Film- Santa’s Apprentice


It’s that time of year again – cold weather, warm drinks, and watching the same five children’s Christmas movies over and over again. If you’d like to try and expand your family’s holiday repertoire to six movies, then Santa’s Apprentice may be a worthy contender.

This animated film is a French-Australian-Irish collaboration that was released internationally in 2010. In 2015, it was made available in the United States by Netflix for the holiday season. This year, Santa’s Apprentice is again available for streaming through Netflix, and DVDs are available at both the Main Library (Juvenile Holiday – J San) and Ellettsville Branch (Juvenile Audiovisual – J San). Don’t be concerned about the film being “Not rated”. This is very common for international films, and Santa’s Apprentice is definitely intended for families with children.

The movie begins by establishing the premise that after 178 years of service, Santa Claus must choose an apprentice to train so that he can retire. This apprentice must meet three requirements in order to be selected. First, the apprentice must be a boy named ‘Nicholas’. Second, he must be an orphan. Third, and most important, the boy must have a “pure heart”. While the current Santa doesn’t want to retire, the Council of Retired Santas convince him to seek out his apprentice. On Christmas Eve, using a magical globe, the Santas learn that the apprentice is in Sydney, Australia.

The audience is introduced to Nicholas and is shown how kind and giving he is, especially when dealing with the orphanage’s bully, Grincroch. On Christmas Eve, Santa comes to the orphanage to deliver his presents and has his head elf find the apprentice.

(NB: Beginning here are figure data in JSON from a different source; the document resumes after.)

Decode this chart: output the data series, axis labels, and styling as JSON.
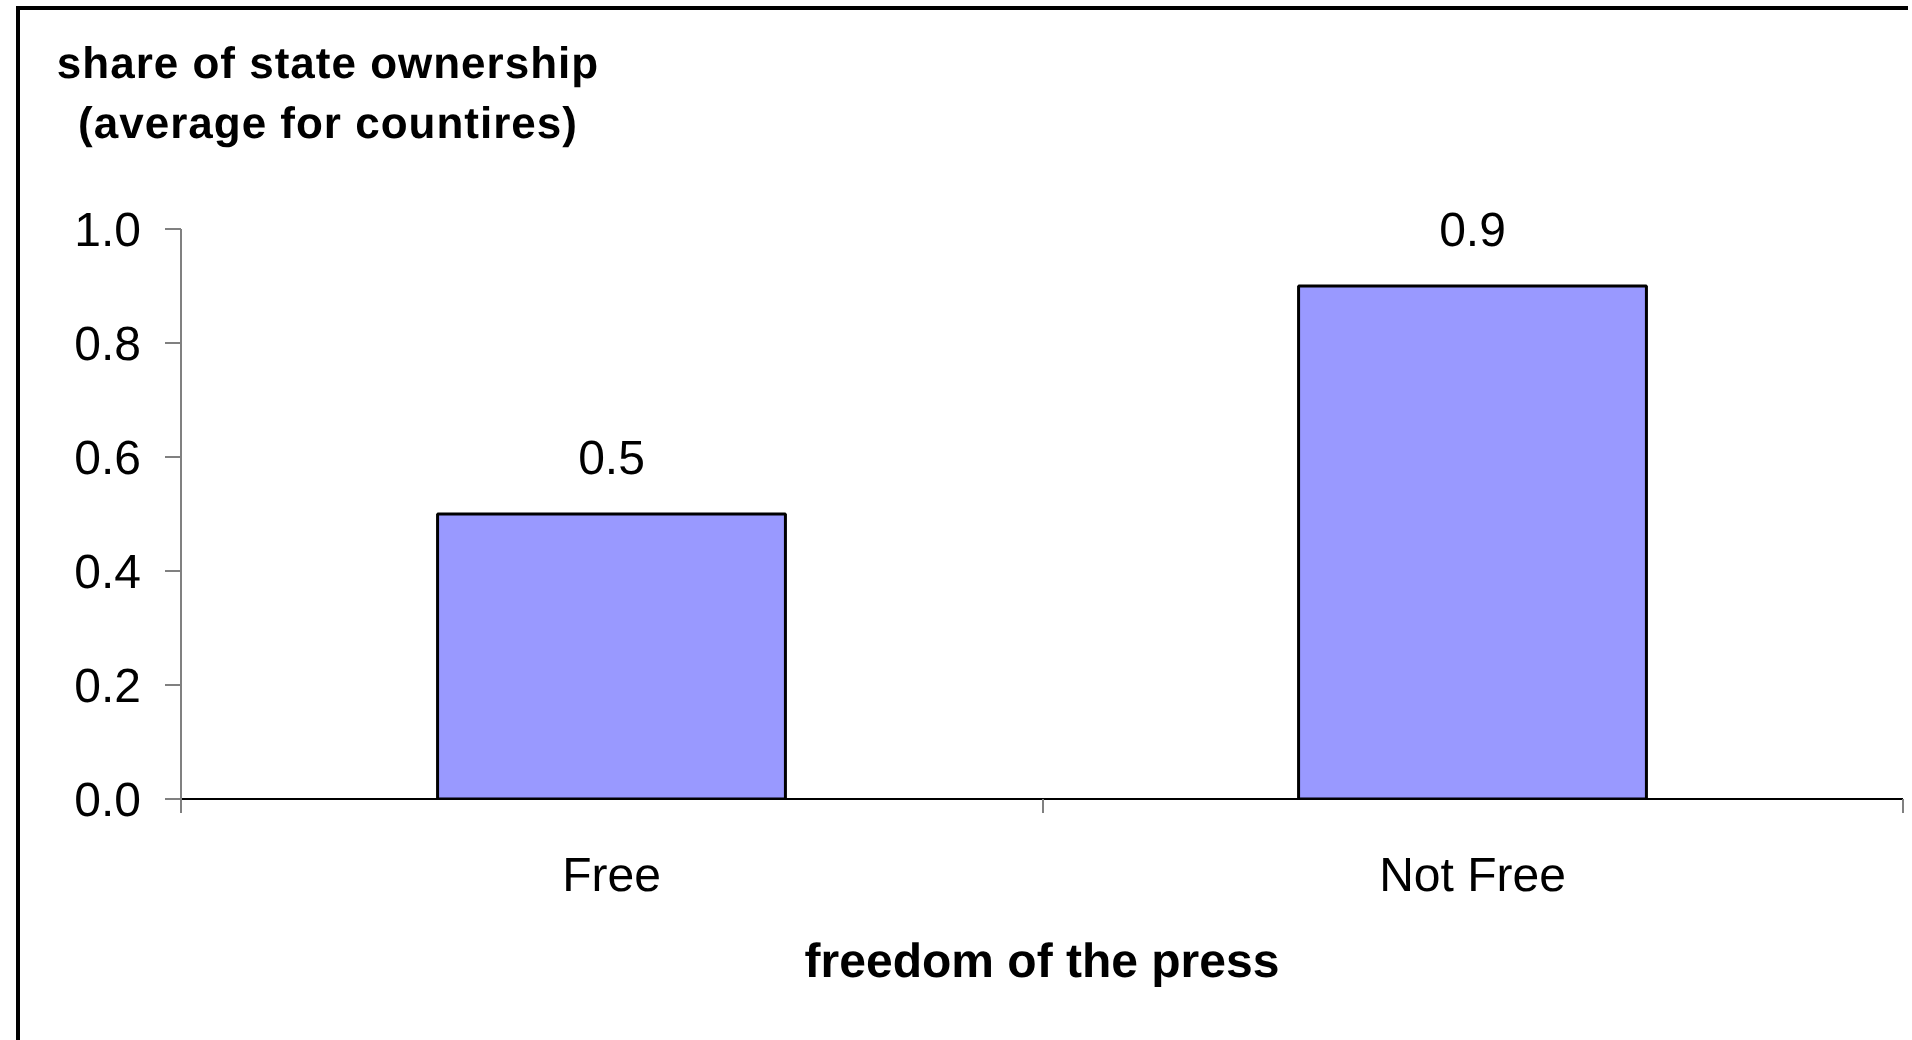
{
  "chart_data": {
    "type": "bar",
    "ylabel": "share of state ownership\n(average for countires)",
    "xlabel": "freedom of the press",
    "categories": [
      "Free",
      "Not Free"
    ],
    "values": [
      0.5,
      0.9
    ],
    "color": "#9999ff",
    "ylim": [
      0,
      1.0
    ],
    "yticks": [
      {
        "value": 0,
        "label": "0.0"
      },
      0.2,
      0.4,
      0.6,
      0.8,
      {
        "value": 1,
        "label": "1.0"
      }
    ],
    "data_labels": true,
    "grid": false
  }
}
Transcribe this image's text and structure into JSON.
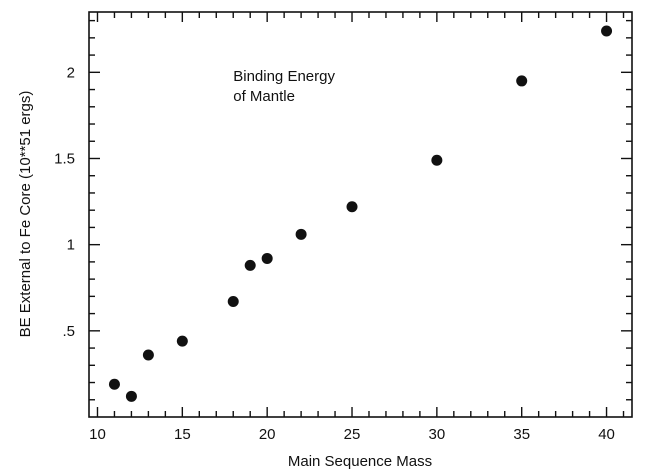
{
  "chart_data": {
    "type": "scatter",
    "title": "",
    "xlabel": "Main Sequence Mass",
    "ylabel": "BE External to Fe Core (10**51 ergs)",
    "xlim": [
      9.5,
      41.5
    ],
    "ylim": [
      0,
      2.35
    ],
    "grid": false,
    "x_ticks": [
      {
        "value": 10,
        "label": "10"
      },
      {
        "value": 15,
        "label": "15"
      },
      {
        "value": 20,
        "label": "20"
      },
      {
        "value": 25,
        "label": "25"
      },
      {
        "value": 30,
        "label": "30"
      },
      {
        "value": 35,
        "label": "35"
      },
      {
        "value": 40,
        "label": "40"
      }
    ],
    "y_ticks": [
      {
        "value": 0.5,
        "label": ".5"
      },
      {
        "value": 1.0,
        "label": "1"
      },
      {
        "value": 1.5,
        "label": "1.5"
      },
      {
        "value": 2.0,
        "label": "2"
      }
    ],
    "annotation_lines": [
      "Binding Energy",
      "of Mantle"
    ],
    "annotation_anchor": {
      "x": 18,
      "y": 1.95
    },
    "series": [
      {
        "points": [
          {
            "x": 11,
            "y": 0.19
          },
          {
            "x": 12,
            "y": 0.12
          },
          {
            "x": 13,
            "y": 0.36
          },
          {
            "x": 15,
            "y": 0.44
          },
          {
            "x": 18,
            "y": 0.67
          },
          {
            "x": 19,
            "y": 0.88
          },
          {
            "x": 20,
            "y": 0.92
          },
          {
            "x": 22,
            "y": 1.06
          },
          {
            "x": 25,
            "y": 1.22
          },
          {
            "x": 30,
            "y": 1.49
          },
          {
            "x": 35,
            "y": 1.95
          },
          {
            "x": 40,
            "y": 2.24
          }
        ]
      }
    ]
  }
}
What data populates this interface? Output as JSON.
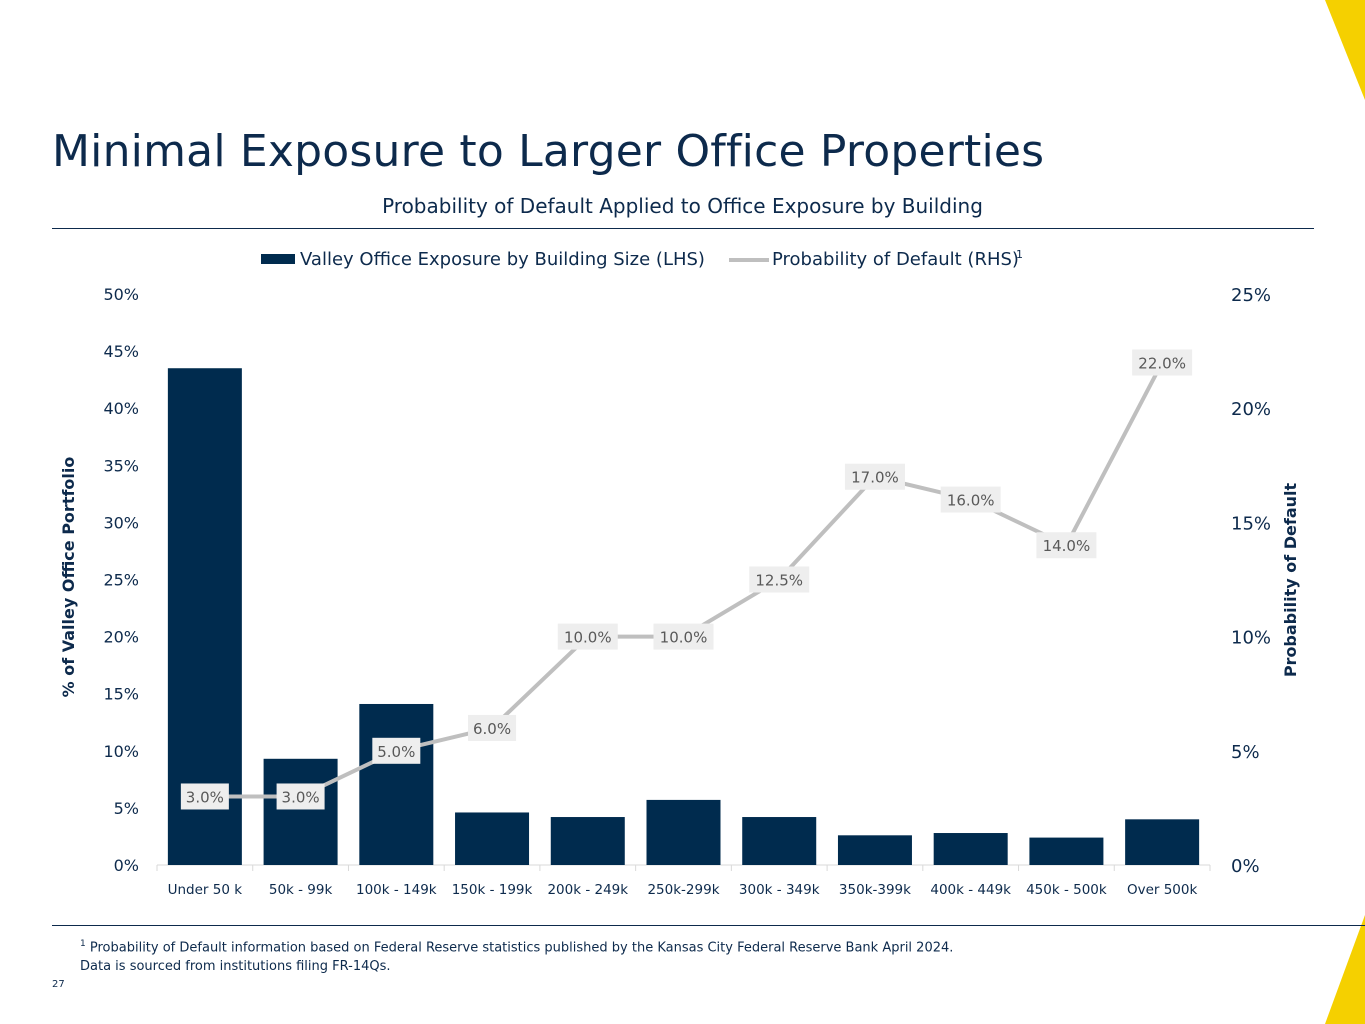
{
  "page": {
    "title": "Minimal Exposure to Larger Office Properties",
    "footnote_marker": "1",
    "footnote_line1": "Probability of Default information based on Federal Reserve statistics published by the Kansas City Federal Reserve Bank April 2024.",
    "footnote_line2": "Data is sourced from institutions filing FR-14Qs.",
    "page_number": "27",
    "colors": {
      "navy": "#002b4e",
      "gray_line": "#bfbfbf",
      "label_bg": "#eeeeee",
      "accent_yellow": "#f5d000"
    }
  },
  "chart_data": {
    "type": "bar",
    "title": "Probability of Default Applied to Office Exposure by Building",
    "categories": [
      "Under 50 k",
      "50k - 99k",
      "100k - 149k",
      "150k - 199k",
      "200k - 249k",
      "250k-299k",
      "300k - 349k",
      "350k-399k",
      "400k - 449k",
      "450k - 500k",
      "Over 500k"
    ],
    "series": [
      {
        "name": "Valley Office Exposure by Building Size (LHS)",
        "type": "bar",
        "axis": "left",
        "values": [
          43.5,
          9.3,
          14.1,
          4.6,
          4.2,
          5.7,
          4.2,
          2.6,
          2.8,
          2.4,
          4.0
        ]
      },
      {
        "name": "Probability of Default (RHS)",
        "name_superscript": "1",
        "type": "line",
        "axis": "right",
        "values": [
          3.0,
          3.0,
          5.0,
          6.0,
          10.0,
          10.0,
          12.5,
          17.0,
          16.0,
          14.0,
          22.0
        ],
        "labels": [
          "3.0%",
          "3.0%",
          "5.0%",
          "6.0%",
          "10.0%",
          "10.0%",
          "12.5%",
          "17.0%",
          "16.0%",
          "14.0%",
          "22.0%"
        ]
      }
    ],
    "y_left": {
      "label": "% of Valley Office Portfolio",
      "lim": [
        0,
        50
      ],
      "ticks": [
        0,
        5,
        10,
        15,
        20,
        25,
        30,
        35,
        40,
        45,
        50
      ],
      "tick_labels": [
        "0%",
        "5%",
        "10%",
        "15%",
        "20%",
        "25%",
        "30%",
        "35%",
        "40%",
        "45%",
        "50%"
      ]
    },
    "y_right": {
      "label": "Probability of Default",
      "lim": [
        0,
        25
      ],
      "ticks": [
        0,
        5,
        10,
        15,
        20,
        25
      ],
      "tick_labels": [
        "0%",
        "5%",
        "10%",
        "15%",
        "20%",
        "25%"
      ]
    },
    "grid": false,
    "legend_position": "top-center"
  }
}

However, when the elf reaches the room where the boys sleep, he manages to wake up both Nicholas and Grincroch. The audience then finds out that Grincroch’s first name is also ‘Nicholas’, and he pressures the elf and Nicholas so that he can become Santa’s apprentice. Nicholas acquiesces, and his lack of confidence nearly has him overlooked by Santa. Thankfully, Santa realizes the mistake and takes the ‘nice’ Nicholas to the North Pole. Unfortunately, the ‘naughty’ Nicholas swears revenge as they leave.

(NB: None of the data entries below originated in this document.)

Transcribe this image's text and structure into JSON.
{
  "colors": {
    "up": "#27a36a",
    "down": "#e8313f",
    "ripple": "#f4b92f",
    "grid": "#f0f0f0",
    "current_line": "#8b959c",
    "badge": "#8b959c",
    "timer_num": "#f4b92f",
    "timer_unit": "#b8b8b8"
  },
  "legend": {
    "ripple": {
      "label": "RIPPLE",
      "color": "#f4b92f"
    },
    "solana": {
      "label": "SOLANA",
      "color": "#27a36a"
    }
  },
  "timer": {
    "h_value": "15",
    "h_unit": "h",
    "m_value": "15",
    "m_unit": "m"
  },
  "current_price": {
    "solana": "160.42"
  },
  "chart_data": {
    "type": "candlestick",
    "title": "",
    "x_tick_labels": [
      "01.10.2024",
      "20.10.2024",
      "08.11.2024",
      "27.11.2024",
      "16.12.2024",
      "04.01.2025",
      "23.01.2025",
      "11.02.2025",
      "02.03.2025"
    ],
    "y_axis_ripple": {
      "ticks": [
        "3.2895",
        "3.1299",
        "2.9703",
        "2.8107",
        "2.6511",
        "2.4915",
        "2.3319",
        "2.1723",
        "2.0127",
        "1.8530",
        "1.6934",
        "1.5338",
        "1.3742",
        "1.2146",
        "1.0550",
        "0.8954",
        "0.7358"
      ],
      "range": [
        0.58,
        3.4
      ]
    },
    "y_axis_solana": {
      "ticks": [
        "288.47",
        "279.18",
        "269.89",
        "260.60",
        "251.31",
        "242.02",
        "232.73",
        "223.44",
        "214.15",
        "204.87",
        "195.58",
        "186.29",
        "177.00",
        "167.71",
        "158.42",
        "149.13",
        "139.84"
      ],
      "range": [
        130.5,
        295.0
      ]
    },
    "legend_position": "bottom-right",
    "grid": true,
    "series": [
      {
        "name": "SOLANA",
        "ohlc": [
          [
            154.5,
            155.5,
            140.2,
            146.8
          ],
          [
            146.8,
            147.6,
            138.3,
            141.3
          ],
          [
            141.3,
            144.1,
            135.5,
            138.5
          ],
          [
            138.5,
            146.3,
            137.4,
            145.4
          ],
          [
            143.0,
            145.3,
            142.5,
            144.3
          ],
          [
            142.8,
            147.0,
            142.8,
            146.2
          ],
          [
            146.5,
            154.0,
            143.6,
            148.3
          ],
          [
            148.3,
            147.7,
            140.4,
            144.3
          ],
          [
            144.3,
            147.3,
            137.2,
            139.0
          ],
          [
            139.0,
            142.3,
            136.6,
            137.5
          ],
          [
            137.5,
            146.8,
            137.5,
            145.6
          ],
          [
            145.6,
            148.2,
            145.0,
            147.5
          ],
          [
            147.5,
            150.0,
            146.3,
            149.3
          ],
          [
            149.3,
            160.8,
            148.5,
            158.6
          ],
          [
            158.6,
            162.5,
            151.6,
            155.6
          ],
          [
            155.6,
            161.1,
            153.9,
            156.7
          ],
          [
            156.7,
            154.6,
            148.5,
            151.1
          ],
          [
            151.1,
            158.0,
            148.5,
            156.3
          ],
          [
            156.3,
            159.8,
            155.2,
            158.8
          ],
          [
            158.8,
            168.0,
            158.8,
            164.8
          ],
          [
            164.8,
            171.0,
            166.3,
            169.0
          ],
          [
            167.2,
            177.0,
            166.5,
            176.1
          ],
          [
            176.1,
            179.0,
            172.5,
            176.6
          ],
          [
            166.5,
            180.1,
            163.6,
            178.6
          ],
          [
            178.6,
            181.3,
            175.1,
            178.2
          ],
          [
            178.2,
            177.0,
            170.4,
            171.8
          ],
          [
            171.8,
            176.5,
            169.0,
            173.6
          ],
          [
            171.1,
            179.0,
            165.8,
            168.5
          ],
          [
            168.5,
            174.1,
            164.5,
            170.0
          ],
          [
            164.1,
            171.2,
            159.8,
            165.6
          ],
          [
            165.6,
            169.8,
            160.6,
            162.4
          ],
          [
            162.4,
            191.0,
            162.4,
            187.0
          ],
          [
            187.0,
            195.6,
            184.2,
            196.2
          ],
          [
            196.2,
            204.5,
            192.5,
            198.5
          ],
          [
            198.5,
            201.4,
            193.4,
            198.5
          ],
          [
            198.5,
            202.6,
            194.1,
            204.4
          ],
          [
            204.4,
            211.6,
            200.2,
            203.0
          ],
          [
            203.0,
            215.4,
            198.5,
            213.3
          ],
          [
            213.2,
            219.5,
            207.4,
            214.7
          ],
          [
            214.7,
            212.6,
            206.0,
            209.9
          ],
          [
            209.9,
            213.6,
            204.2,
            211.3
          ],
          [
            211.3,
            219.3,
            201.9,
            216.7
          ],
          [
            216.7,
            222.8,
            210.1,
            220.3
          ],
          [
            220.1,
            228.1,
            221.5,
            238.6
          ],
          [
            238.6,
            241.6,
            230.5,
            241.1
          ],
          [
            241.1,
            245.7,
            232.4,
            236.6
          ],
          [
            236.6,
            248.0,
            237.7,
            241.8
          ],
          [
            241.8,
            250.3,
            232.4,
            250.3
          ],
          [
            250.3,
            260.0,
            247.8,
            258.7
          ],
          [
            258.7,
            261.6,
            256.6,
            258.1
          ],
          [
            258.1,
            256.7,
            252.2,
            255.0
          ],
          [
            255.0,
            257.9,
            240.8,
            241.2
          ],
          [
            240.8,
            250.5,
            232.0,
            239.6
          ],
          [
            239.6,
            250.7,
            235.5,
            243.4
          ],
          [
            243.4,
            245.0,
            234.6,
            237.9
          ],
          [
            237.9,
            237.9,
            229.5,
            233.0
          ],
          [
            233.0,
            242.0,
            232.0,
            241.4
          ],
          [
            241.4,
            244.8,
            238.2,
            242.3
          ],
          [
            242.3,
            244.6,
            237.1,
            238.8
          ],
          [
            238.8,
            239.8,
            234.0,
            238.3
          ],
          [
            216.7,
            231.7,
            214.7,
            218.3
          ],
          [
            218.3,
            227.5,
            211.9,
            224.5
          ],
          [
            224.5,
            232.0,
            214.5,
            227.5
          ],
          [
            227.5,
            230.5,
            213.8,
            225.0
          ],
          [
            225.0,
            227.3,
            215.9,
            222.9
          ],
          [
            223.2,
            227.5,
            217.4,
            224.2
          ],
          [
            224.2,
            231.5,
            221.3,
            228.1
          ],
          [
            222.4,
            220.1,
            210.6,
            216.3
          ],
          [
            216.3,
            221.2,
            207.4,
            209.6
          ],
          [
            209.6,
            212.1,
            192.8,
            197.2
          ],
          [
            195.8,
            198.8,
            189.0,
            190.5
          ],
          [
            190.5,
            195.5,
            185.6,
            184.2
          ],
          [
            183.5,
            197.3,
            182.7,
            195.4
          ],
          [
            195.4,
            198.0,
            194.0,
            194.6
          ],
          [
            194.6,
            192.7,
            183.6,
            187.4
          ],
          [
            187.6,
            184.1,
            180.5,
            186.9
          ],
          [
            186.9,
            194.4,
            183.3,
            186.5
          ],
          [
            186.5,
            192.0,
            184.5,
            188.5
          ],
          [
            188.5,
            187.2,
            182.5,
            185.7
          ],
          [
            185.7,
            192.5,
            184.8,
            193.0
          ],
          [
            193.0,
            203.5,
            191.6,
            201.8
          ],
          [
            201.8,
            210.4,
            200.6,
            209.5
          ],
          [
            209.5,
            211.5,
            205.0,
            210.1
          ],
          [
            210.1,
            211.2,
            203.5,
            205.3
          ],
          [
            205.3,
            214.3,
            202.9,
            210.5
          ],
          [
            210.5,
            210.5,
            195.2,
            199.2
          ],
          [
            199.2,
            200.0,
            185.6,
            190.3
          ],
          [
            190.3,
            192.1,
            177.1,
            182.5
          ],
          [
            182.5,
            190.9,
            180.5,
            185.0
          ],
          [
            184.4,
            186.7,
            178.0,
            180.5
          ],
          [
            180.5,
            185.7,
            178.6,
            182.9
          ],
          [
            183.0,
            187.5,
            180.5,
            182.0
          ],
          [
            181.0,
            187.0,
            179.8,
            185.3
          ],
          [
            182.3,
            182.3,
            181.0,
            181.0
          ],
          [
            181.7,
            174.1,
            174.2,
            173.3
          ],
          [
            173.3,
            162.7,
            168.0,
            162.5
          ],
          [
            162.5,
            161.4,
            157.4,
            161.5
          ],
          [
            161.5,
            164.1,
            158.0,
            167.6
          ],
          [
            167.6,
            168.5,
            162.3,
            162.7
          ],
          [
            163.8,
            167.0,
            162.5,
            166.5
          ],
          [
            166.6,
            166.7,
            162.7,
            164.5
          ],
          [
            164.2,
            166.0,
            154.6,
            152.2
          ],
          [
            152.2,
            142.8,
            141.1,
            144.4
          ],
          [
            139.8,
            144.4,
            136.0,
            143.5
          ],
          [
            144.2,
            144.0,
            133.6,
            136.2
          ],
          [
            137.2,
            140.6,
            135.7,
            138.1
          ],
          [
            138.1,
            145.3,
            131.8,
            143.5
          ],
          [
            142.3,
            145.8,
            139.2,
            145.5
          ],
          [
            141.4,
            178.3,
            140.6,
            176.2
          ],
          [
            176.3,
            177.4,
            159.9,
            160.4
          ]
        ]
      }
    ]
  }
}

During the rest of the movie, Nicholas learns how to overcome fears and how to learn from mistakes. Santa himself also learns lessons in patience and being open to change. In the end, the ‘naughty’ Nicholas Grincroch is ‘defeated’ with empathy, and there are happy endings all around.


What I consider to be the best part of the movie is the animation. The imagery is beautiful; the amount of imagination and dedication that has gone into the design is obvious. Santa’s workshop is truly a place of children’s dreams.

On a more somber note, this film tackles the subject of being an orphan head on and frequently addresses how not having parents can affect children, both in sadness and anger. Determining whether this movie is appropriate for a particular child would largely depend on how that child may react to the sad reality of some children not having parents. Other items of possible concern are the actions of the orphanage’s bully. He talks of not believing in Santa Claus (which may raise questions a few years earlier than planned) and steals toys and treats from the other children.He also calls the other children names, like “loser”. Review sources, such as Common Sense Media, suggest a viewing age starting around 6-8 years old.

On the whole, Santa’s Apprentice has been well-reviewed, with an 80% score on Rotten Tomatoes. In summary, from Common Sense Media: “Sometimes the movie seems like it tries to tackle too much with the limited space and time allotted. But on the whole Santa’s Apprentice does have a lot to offer, especially for families looking for new twists on familiar Christmas themes.”